Bonus depreciation merely affects the timing of depreciation deductions — it does not provide greater total write-offs for property acquisitions. You are not required to use bonus depreciation — you can opt to use only regular depreciation to save deductions for future years when you may be in higher tax brackets.
BUSINESS CAR DEDUCTIONS
Cars and light trucks weighing no more than 6,000 pounds and used for business can be depreciated only up to a fixed dollar limit annually. The IRS sets these limits each year.
New: The dollar limit on depreciating business cars and light trucks placed in service in 2008 is increased by $8,000. Thus, if the standard first-year depreciation limit for a new passenger car turns out to be $3,060 (the 2007 amount — the exact number has not yet been announced for 2008), the total depreciation limit for the vehicle for 2008 would be $11,060.
To use the $8,000 added dollar limit, business use of the vehicle must exceed 50% of its total use. Also, the dollar limit applies only to new vehicles — the purchase of a used vehicle does not qualify.
The biggest benefit that your business may see from the new law is higher sales. If taxpayers use their rebate checks to buy your goods or services, then you will see greater profits in 2008.
Rebate checks will not be sent until May or June, so it may be several months before money trickles into business coffers.
What you can do: Target your marketing efforts to capture “rebate dollars.” For example, offer special rebate sales promotions.
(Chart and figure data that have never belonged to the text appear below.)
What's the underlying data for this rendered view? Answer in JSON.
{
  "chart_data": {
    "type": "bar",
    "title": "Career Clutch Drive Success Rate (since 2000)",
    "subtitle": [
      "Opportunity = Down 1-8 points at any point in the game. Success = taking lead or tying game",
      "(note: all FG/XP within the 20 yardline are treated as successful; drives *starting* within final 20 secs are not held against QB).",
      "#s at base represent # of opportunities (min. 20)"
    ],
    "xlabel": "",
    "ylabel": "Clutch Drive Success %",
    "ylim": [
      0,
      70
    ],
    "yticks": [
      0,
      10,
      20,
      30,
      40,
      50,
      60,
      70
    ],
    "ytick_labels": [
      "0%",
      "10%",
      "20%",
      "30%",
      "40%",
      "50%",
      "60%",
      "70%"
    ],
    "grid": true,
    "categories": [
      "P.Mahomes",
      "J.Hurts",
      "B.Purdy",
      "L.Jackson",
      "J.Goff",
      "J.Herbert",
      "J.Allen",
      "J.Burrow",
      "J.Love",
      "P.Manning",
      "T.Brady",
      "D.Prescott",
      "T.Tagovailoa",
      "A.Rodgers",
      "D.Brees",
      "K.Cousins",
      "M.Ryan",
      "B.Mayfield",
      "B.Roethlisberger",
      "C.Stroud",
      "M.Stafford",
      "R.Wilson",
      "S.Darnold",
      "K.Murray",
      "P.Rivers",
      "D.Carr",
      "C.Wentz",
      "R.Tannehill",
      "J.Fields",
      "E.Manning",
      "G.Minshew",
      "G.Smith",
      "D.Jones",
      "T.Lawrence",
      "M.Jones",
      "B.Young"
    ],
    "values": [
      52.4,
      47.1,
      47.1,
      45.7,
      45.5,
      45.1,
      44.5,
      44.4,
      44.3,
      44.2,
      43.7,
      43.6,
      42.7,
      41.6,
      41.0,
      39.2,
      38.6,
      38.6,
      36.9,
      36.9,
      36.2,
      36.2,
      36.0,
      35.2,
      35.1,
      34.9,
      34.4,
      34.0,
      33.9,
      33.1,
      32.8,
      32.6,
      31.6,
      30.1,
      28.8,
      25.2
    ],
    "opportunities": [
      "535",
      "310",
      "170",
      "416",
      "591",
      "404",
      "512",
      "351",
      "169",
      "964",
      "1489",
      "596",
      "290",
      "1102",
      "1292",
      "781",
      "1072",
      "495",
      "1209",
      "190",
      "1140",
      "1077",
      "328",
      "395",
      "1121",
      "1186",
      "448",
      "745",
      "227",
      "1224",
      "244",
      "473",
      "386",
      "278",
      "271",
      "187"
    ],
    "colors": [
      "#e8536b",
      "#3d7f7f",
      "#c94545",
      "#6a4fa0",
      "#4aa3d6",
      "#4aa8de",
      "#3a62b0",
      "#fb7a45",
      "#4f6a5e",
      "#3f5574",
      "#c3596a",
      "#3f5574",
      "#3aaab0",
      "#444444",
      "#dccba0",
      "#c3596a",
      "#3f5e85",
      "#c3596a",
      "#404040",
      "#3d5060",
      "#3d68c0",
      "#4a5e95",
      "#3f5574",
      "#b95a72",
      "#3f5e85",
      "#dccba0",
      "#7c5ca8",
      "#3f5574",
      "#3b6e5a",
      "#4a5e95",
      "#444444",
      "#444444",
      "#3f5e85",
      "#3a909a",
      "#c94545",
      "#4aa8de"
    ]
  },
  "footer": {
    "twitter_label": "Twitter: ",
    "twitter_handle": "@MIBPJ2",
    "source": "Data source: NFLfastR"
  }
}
Downside: Because of the income limits placed on eligibility to receive rebate checks, many business owners themselves will not get personal rebate checks — their income is too high. Eligibility to receive any check is phased out once 2007 adjusted gross income exceeds $87,000 for single filers and $174,000 on a joint return. Also, high-income taxpayers who do not qualify to receive the basic rebate check will not receive the additional $300 check that the new law provides for each child.